A un 1er niveau, Yitro a raison. Il y a un problème technique : compte tenu du nombre d’heures limité dans une journée, compte tenu de l’importance du nombre de membres du peuple d’Israël, force est de constater qu’il n’y a pas assez de juges – il n’y en a qu’un seul. Il faut donc former et multiplier le nombre de juges. A problème technique, solution technique.

Cependant, il y a un 2ème niveau au problème de Moché. Les personnes qui viennent voir Moché ne cherchent pas seulement une réponse à leurs questions, elles recherchent par ce moyen une relation avec Hachem au sein de laquelle seul Moché joue le rôle d’interface.
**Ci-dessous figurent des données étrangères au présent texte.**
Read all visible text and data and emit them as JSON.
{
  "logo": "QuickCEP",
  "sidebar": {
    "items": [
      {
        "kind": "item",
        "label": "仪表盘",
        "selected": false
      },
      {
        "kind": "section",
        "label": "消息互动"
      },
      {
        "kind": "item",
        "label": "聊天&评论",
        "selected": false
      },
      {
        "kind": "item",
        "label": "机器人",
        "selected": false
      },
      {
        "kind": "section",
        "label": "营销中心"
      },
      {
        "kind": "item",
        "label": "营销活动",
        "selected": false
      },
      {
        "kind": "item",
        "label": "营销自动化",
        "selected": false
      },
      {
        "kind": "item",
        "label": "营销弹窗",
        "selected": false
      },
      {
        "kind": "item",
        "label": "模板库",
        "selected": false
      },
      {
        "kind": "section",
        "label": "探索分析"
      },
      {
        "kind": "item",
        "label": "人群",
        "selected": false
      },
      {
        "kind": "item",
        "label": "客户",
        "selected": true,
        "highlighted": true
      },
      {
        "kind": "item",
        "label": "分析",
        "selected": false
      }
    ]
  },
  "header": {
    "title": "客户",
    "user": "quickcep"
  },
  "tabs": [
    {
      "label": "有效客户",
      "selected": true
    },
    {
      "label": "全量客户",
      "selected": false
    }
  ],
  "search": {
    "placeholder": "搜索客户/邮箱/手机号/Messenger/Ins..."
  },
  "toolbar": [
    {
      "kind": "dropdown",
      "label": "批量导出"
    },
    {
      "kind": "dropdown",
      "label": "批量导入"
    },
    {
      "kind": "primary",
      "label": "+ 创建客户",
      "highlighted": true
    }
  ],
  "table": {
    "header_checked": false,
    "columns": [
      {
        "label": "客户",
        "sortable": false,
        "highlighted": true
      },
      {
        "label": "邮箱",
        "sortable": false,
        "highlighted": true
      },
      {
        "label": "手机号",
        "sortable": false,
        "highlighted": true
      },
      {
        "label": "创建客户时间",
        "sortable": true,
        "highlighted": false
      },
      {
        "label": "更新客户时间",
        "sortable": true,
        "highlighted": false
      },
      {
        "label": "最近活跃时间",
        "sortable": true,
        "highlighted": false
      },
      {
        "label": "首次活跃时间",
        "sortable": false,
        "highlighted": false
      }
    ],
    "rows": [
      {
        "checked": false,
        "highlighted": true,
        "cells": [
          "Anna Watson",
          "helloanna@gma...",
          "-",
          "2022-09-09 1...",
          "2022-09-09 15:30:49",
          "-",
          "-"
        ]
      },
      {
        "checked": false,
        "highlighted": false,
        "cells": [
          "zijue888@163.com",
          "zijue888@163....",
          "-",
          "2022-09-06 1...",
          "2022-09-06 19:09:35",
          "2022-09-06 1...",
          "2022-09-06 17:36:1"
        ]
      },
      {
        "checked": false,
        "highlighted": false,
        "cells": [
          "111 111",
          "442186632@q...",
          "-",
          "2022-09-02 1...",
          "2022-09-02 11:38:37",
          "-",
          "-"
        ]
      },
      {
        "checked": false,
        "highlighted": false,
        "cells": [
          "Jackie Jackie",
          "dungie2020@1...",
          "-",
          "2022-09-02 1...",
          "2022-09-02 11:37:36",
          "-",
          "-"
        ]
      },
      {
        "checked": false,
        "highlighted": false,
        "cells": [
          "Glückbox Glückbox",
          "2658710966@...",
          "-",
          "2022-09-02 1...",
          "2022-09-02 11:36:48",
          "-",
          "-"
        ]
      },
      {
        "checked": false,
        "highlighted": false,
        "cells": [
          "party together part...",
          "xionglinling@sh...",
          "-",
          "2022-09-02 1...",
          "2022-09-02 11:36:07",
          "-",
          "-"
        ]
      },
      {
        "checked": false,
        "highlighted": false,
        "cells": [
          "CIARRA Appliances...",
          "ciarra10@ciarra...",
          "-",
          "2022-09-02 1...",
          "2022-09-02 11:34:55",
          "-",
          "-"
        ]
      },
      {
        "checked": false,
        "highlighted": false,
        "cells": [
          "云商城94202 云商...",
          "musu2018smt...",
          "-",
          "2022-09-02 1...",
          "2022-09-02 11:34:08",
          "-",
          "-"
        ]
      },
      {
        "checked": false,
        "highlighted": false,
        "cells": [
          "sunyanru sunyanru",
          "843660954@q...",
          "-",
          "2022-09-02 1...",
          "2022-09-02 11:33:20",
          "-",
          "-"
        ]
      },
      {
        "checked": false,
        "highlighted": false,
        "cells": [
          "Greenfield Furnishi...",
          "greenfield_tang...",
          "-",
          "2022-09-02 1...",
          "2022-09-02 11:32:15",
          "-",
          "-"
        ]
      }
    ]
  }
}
En mettant en place toute une bureaucratie juridique, le lien de chaque Ben Israël avec Hachem, s’est affaibli, estompé, distendu.

Les liens avec les deux histoires de Sefer Béréchit que nous avons mentionnées plus haut sont maintenant plus clairs. Ces liens nous mettent tout d’abord sur la piste de l’émotionnel, de l’intime – ce qui parait incongru dans un contexte juridique. Puis, si l’on y porte un peu plus notre attention, dans l’histoire d’Adam et ‘Hava, comme dans celle des Juges Intermédiaires, la solution consiste à apporter une aide à une personne seule. C’est peut-être le sens de l’intervention de Yitro – jouant ici son rôle de beau-père et souhaitant que Moché soit, entre autre, plus disponible pour sa famille. Mais aussi difficile que ce soit, Moché ne peut pas laisser de côté le rôle de père qu’il joue vis-à-vis du peuple en tant que son leader… Enfin, le conflit entre Hagar et Sarah est né d’une proposition de Sarah. Celle-ci a, comme Yitro, apporté une solution technique (mariage avec Hagar) à un problème spirituel (Hachem a promis à Avraham qu’il aurait une descendance nombreuse – sans préciser avec quel partenaire).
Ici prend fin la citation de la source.